Open Surgical Synovectomy
Patients are positioned supine with the arm resting on an arm rest. The limb is exsanguinated and a Kocher approach to the elbow is used. The interval between the anconeus and the extensor carpi ulnaris is identified by palpation or identification of a fat strip in the distal part of the interval. The dissection is carried out to the capsule and it is incised just anterior to the lateral collateral ligament. Working with the forearm in pronation increases the safe distance to the posterior interosseous nerve. If a radial head resection is to be performed, Hohmann retractors are placed around the radial neck and a subcapital osteotomy using an oscillating saw is performed. The axis of the neck cut should be perpendicular to the axial alignment of the radius and the height should be just distal to the lesser sigmoid notch.
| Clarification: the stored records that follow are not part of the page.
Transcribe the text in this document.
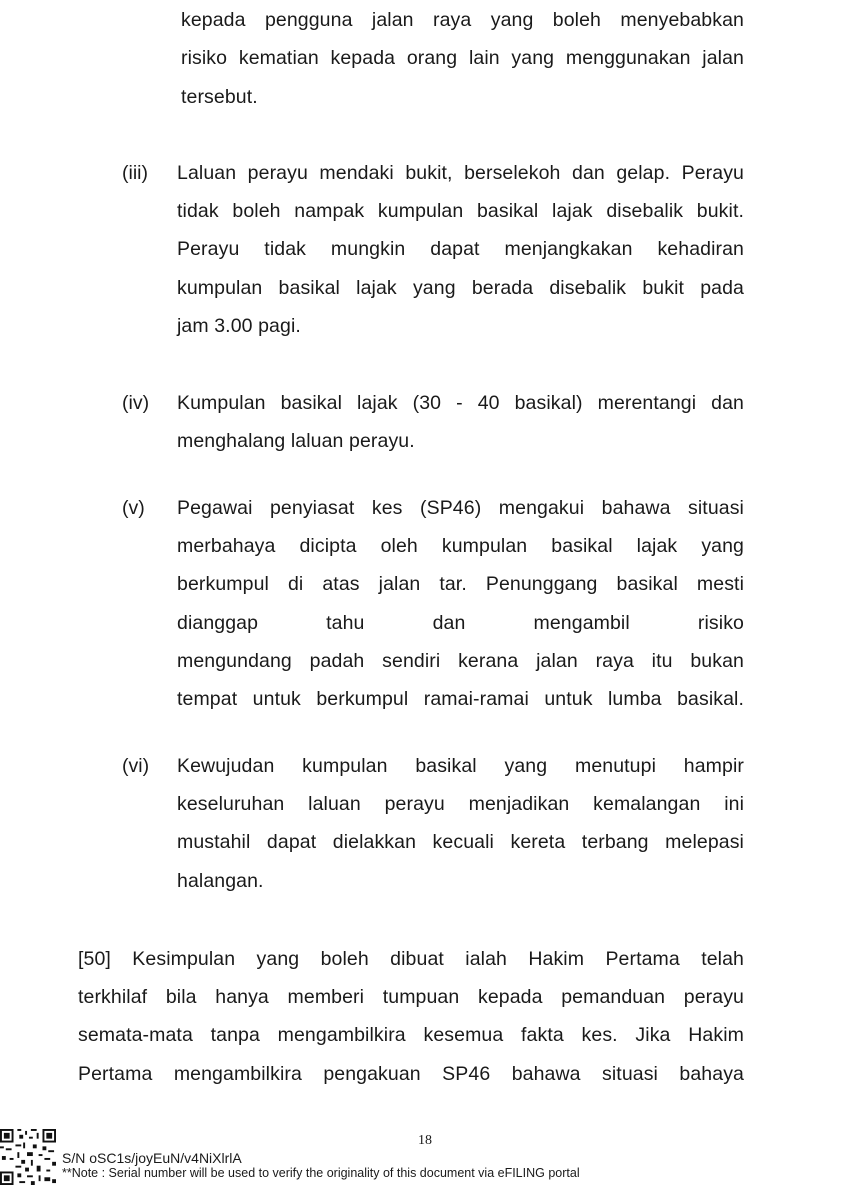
kepada pengguna jalan raya yang boleh menyebabkan
risiko kematian kepada orang lain yang menggunakan jalan
tersebut.
(iii) Laluan perayu mendaki bukit, berselekoh dan gelap. Perayu
tidak boleh nampak kumpulan basikal lajak disebalik bukit.
Perayu tidak mungkin dapat menjangkakan kehadiran
kumpulan basikal lajak yang berada disebalik bukit pada
jam 3.00 pagi.
(iv) Kumpulan basikal lajak (30 - 40 basikal) merentangi dan
menghalang laluan perayu.
(v) Pegawai penyiasat kes (SP46) mengakui bahawa situasi
merbahaya dicipta oleh kumpulan basikal lajak yang
berkumpul di atas jalan tar. Penunggang basikal mesti
dianggap tahu dan mengambil risiko
mengundang padah sendiri kerana jalan raya itu bukan
tempat untuk berkumpul ramai-ramai untuk lumba basikal.
(vi) Kewujudan kumpulan basikal yang menutupi hampir
keseluruhan laluan perayu menjadikan kemalangan ini
mustahil dapat dielakkan kecuali kereta terbang melepasi
halangan.
[50] Kesimpulan yang boleh dibuat ialah Hakim Pertama telah
terkhilaf bila hanya memberi tumpuan kepada pemanduan perayu
semata-mata tanpa mengambilkira kesemua fakta kes. Jika Hakim
Pertama mengambilkira pengakuan SP46 bahawa situasi bahaya
18
S/N oSC1s/joyEuN/v4NiXlrlA
**Note : Serial number will be used to verify the originality of this document via eFILING portal
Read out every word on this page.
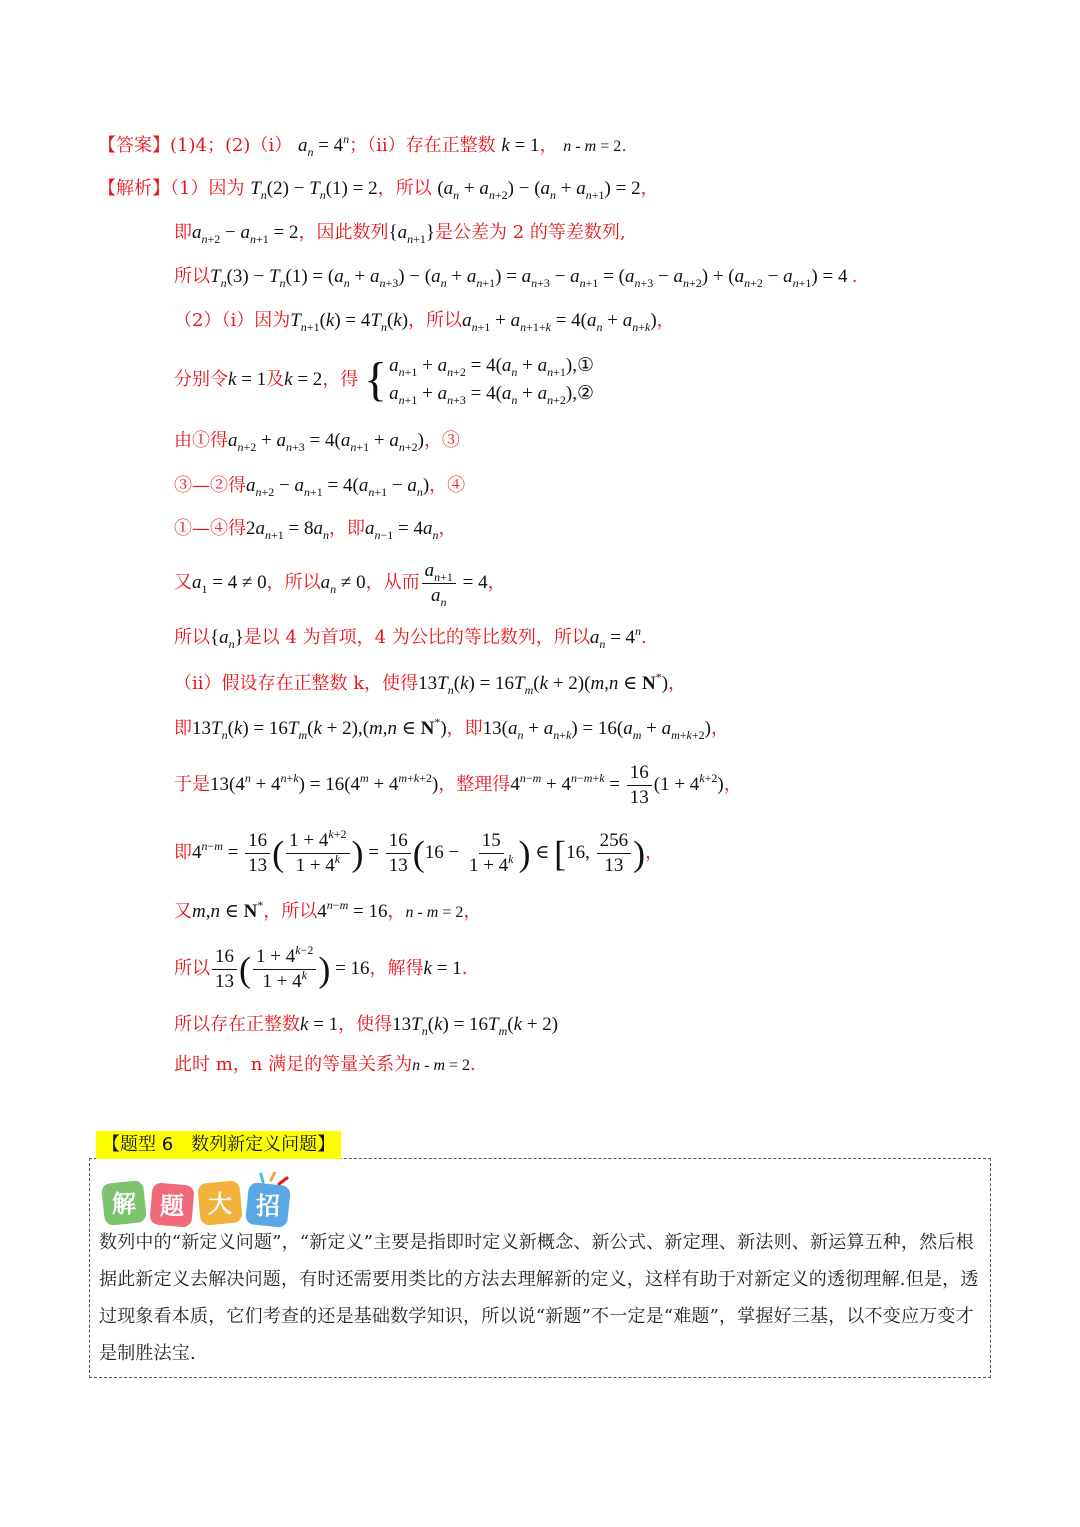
【答案】(1)4；(2)（i） $a_n = 4^n$；（ii）存在正整数 k = 1， n - m = 2.
【解析】（1）因为 $T_n(2) - T_n(1) = 2$，所以 $(a_n + a_{n+2}) - (a_n + a_{n+1}) = 2$，
即$a_{n+2} - a_{n+1} = 2$，因此数列$\{a_{n+1}\}$是公差为 2 的等差数列,
所以$T_n(3) - T_n(1) = (a_n + a_{n+3}) - (a_n + a_{n+1}) = a_{n+3} - a_{n+1} = (a_{n+3} - a_{n+2}) + (a_{n+2} - a_{n+1}) = 4$ .
（2）（i）因为$T_{n+1}(k) = 4T_n(k)$，所以$a_{n+1} + a_{n+1+k} = 4(a_n + a_{n+k})$，
分别令k = 1及k = 2，得 { $a_{n+1} + a_{n+2} = 4(a_n$ + $a_{n+1}),①$
$a_{n+1} + a_{n+3} = 4(a_n$ + $a_{n+2}),②$
由①得$a_{n+2} + a_{n+3} = 4(a_{n+1} + a_{n+2})$，③
③—②得$a_{n+2} - a_{n+1} = 4(a_{n+1} - a_n)$，④
①—④得$2a_{n+1} = 8a_n$，即$a_{n-1} = 4a_n$，
又$a_1 = 4 \ne 0$，所以$a_n \ne 0$，从而 $\frac{a_{n+1}}{a_n} = 4$，
所以$\{a_n\}$是以 4 为首项，4 为公比的等比数列，所以$a_n = 4^n$.
（ii）假设存在正整数 k，使得$13T_n(k) = 16T_m(k + 2)(m,n$ ∈ N*)，
即$13T_n(k) = 16T_m(k + 2),(m,n$ ∈ N*)，即$13(a_n + a_{n+k}) = 16(a_m + a_{m+k+2})$，
于是$13(4^n + 4^{n+k}) = 16(4^m + 4^{m+k+2})$，整理得$4^{n-m} + 4^{n-m+k} = \frac{16}{13} (1 + 4^{k+2})$，
即$4^{n-m} = \frac{16}{13}$ ( $\frac{1 + 4^{k+2}}{1 + 4^k}$ ) = $\frac{16}{13} (16 - \frac{15}{1 + 4^k}$ ) ∈ [16, $\frac{256}{13}$ )，
又m,n ∈ N*，所以$4^{n-m} = 16$，n - m = 2，
所以 $\frac{16}{13}$ ( $\frac{1 + 4^{k-2}}{1 + 4^k}$ ) = 16，解得k = 1.
所以存在正整数k = 1，使得$13T_n(k) = 16T_m(k + 2)$
此时 m，n 满足的等量关系为n - m = 2.
【题型 6　数列新定义问题】
解 题 大 招
数列中的“新定义问题”，“新定义”主要是指即时定义新概念、新公式、新定理、新法则、新运算五种，然后根据此新定义去解决问题，有时还需要用类比的方法去理解新的定义，这样有助于对新定义的透彻理解.但是，透过现象看本质，它们考查的还是基础数学知识，所以说“新题”不一定是“难题”，掌握好三基，以不变应万变才是制胜法宝.
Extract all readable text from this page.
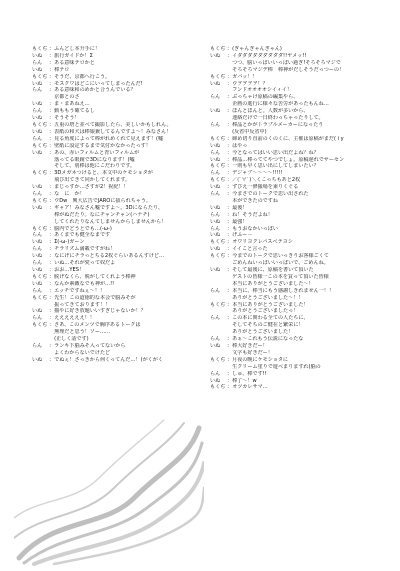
もくぢ ：ふんどし本升手に！
いぬ	：旅行ガイドか！Σ
らん	：ある意味テロかと
いぬ	：棒テロ
もくぢ ：そうだ、京都へ行こう。
いぬ	：モスクワはどこにいってしまったんだ!
らん	：ある意味和のめかと合うんでいる？
　京都とのさ
いぬ	：ま・まあねえ…
らん	：動ももう確てるし
いぬ	：そうそう！
もくぢ ：五重の塔と並べて撮影したら、美しいかもしれん。
いぬ	：表紙の和犬は棒娘兼してるんですよ～！みなさん！
らん	：見る角度によって棒がれめくれて見えます！(嘘
もくぢ ：壁紙に設定するまで気付かなかったっす！
いぬ	：あの、赤いフィルムと青いフィルムが
　落ってる眼鏡で3Dになります！(嘘
　そして、別棒は他にこだわりです。
もくぢ ：3Dメガネつけると、本文中のケモショタが
　飛び出てきて同かしてくれます。
いぬ	：まじっすか…さすが2！祝紀！！
らん	：な　に　か！
もくぢ ：ウDw　興大広告でJAROに抜られちゃう。
いぬ	：ギャア！みなさん嘘ですよ～。3Dにならたり、
　棒がぬだたり。なにチャンチャン(ハナチ)
　してくれたりなんてしませんからしませんから！
もくぢ ：脳内でどうとでも…(-ω-)
らん	：あくまでも健全なまです
いぬ	：Σ(-ω-)ガーン
らん	：チラリズム満載ですがね！
いぬ	：なにげにチラっとちる2枚ぐらいあるんすけど…
らん	：いぬ…それが愛って奴だよ
いぬ	：おお…YES！
もくぢ ：脱げなくら、脱がしてくれよう棒神
いぬ	：なんか素敵なでも神が…!!
らん	：エッチですねぇ～！！
もくぢ ：先生！この道徳的な本会で脳みそが
　振ってきております！！
いぬ	：猫やに好き放題いいすぎじゃないか！？
らん	：ええええええ！！
もくぢ ：さあ、このメンツで胸序あるトークは
　無理だと思う！ソー……
　(正しく話です)
らん	：ランキ下脳みそ入ってないから
　よくわからないでけたど
いぬ	：でぬぇ！さっきから何くってんだ…！(がくがく
もくぢ ：(ぎゃんぎゃんぎゃん)
いぬ	：イダダダダダダダダダ!!ヤメッ!!
　つつ、脳いっぱいいっぱい過ぎ!そろそろマジで
　そろそろマジデ棒　棒神がだしそうだっつーの！
もくぢ ：ガバッ！！
いぬ	：ウヲヲヲヲ！？
　フンドオオオオシイィイ！
らん	：ぶっちゃけ原稿の編集やら、
　企画の進行に様々な苦労があったもんね…
いぬ	：ほんとほんと。人数が多いから、
　連絡だけで一日終わっちゃったりして。
らん	：棒晶とかがトラブルメーカーになったり
　(反省中反省中)
もくぢ ：締め切り直前のくのくに、主催は原稿がまだ( i y
いぬ	：はやっ
らん	：今となってはいい思い出だよね？ね？
いぬ	：棒晶…棒っててやつでしょ。原稿遅れでサーセン
もくぢ ：一則も早く思い出にしてしまいたい？
らん	：デジャブ～～～～!!!!!
もくぢ ：／(ﾟ∀ﾟ)＼くこっちもあと2枚
いぬ	：ずびえ一修羅場を乗りくぐる
らん	：今まさでのトークで思い出された
　本ができたのですね
いぬ	：最後！
らん	：ね！そうだよね！
いぬ	：最強！
らん	：もうおなかいっぱい
いぬ	：げふー－
もくぢ ：オワリヨクレバスベテヨシ
いぬ	：イイこと言った
もくぢ ：今までのトークで思いっきりお客様ごくて
　ごめんねいっぱいいっぱいで、ごめんね。
いぬ	：そして最後に、原稿を書いて頂いた
　ゲストの皆様一この本を買って頂いた皆様
　本当にありがとうございました～！
らん	：本当に、棒当にもう感謝しきれません一！！
　ありがとうございました～！！
もくぢ ：本当にありがとうございました！
　ありがとうございましたっ！
らん	：この本に関わる全ての人たちに、
　そしてそちのご健在と繁栄に！
　ありがとうございました！
らん	：あぁ～これもう伝説になったな
いぬ	：棒大好きだー！
　文字も好きだー！
もくぢ ：月夜の晩にケモショタに
　生クリーム塗りで遊べまりますれ(脳の
らん	：しゅ、棒です!!
いぬ	：棒了～！w
もくぢ ：オツカレサマ…
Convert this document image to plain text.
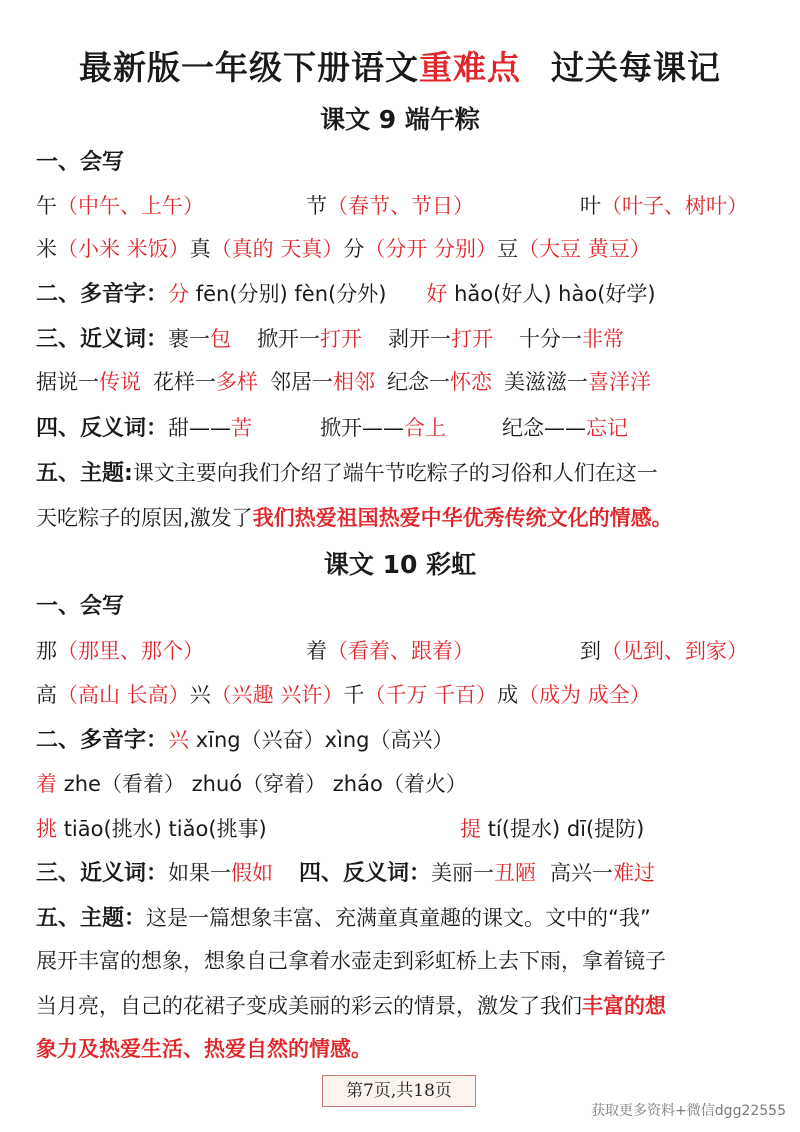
最新版一年级下册语文重难点 过关每课记
课文 9 端午粽
一、会写
午（中午、上午）	节（春节、节日）	叶（叶子、树叶）
米（小米 米饭）真（真的 天真）分（分开 分别）豆（大豆 黄豆）
二、多音字：分 fēn(分别) fèn(分外) 好 hǎo(好人) hào(好学)
三、近义词：裹一包 掀开一打开 剥开一打开 十分一非常
据说一传说 花样一多样 邻居一相邻 纪念一怀恋 美滋滋一喜洋洋
四、反义词：甜——苦	掀开——合上	纪念——忘记
五、主题:课文主要向我们介绍了端午节吃粽子的习俗和人们在这一
天吃粽子的原因,激发了我们热爱祖国热爱中华优秀传统文化的情感。
课文 10 彩虹
一、会写
那（那里、那个）	着（看着、跟着）	到（见到、到家）
高（高山 长高）兴（兴趣 兴许）千（千万 千百）成（成为 成全）
二、多音字：兴 xīng（兴奋）xìng（高兴）
着 zhe（看着） zhuó（穿着） zháo（着火）
挑 tiāo(挑水) tiǎo(挑事)	提 tí(提水) dī(提防)
三、近义词：如果一假如 四、反义词：美丽一丑陋 高兴一难过
五、主题：这是一篇想象丰富、充满童真童趣的课文。文中的“我”
展开丰富的想象，想象自己拿着水壶走到彩虹桥上去下雨，拿着镜子
当月亮，自己的花裙子变成美丽的彩云的情景，激发了我们丰富的想
象力及热爱生活、热爱自然的情感。
第7页,共18页
获取更多资料+微信dgg22555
Synovectomy is easily performed with dedicated rongeurs through the space provided by the radial head resection including the anterior and posterior aspects of the joint. If access to the posterior part of the joint is limited, extension of the elbow and slight elevation of the triceps may improve the exposure.
If the radial head is not resected, access may be limited by the presence of the radial head. Extending the approach proximally may facilitate synovectomy of the hypertrophied synovial tissue. In these cases, it is probable that an arthroscopic technique increases our ability to remove all the diseased tissue.
Osteophytes limiting flexion and extension should be removed and waxed to prevent postoperative bleeding. Standard closure is performed with interrupted closure of the forearm fascia with a deep suction drain. A compressive dressing is applied with a posterior plaster splint in 90° elbow flexion and supination is applied.
Arthroscopic Synovectomy
We place patients in the lateral decubitus with the affected arm on a dedicated arm holder and under tourniquet control. We insufflate the joint with saline through the soft spot to facilitate introduction of the arthroscope. Our first portal is a proximal anteromedial portal. Patients should be assessed preoperatively as to the existence of ulnar nerve subluxation. If this is the case, we perform an anterior transposition of the nerve through an open approach and then proceed to the arthroscopic synovectomy.
Our second portal is an anterolateral portal performed with an outside-in technique and it should give access to remove all the disease synovium in the anterior compartment by exchanging viewing and working portals. Synovectomy is achieved with the use of a motorized shaver. Posterior synovectomy is used through a mid-triceps portal, an accessory lateral portal, and a soft spot portal. If there is bony impingement, bone resection with a burr can be achieved. The portals are closed with horizontal mattress sutures over a drain placed in the posterior compartment. Postoperative indications are similar to the open technique.
Results of Synovectomy
Le Balc’h et al. reported their results in 23 elbows in 18 patients in young patients (mean, 14 years of age) with a severe deficiency (>1 %) with a minimum follow-up of 18 months. The indication for surgery was recurrent episodes of bleeding despite substitutive treatment for each episode, mainly with lateral elbow pain. The age was related to the degree of pain. An increase in motion was observed in 23 elbows (pronosupination in 9 elbows and flexion-extension in 14 elbows). Four patients reported recurrent bleeding episodes and pain persisted in three. They reported the use of radial head removal in the oldest patients (the oldest being 25 years old) if radiocapitellar wear was present and considered the presence of inhibitor a contraindication to the procedure [10].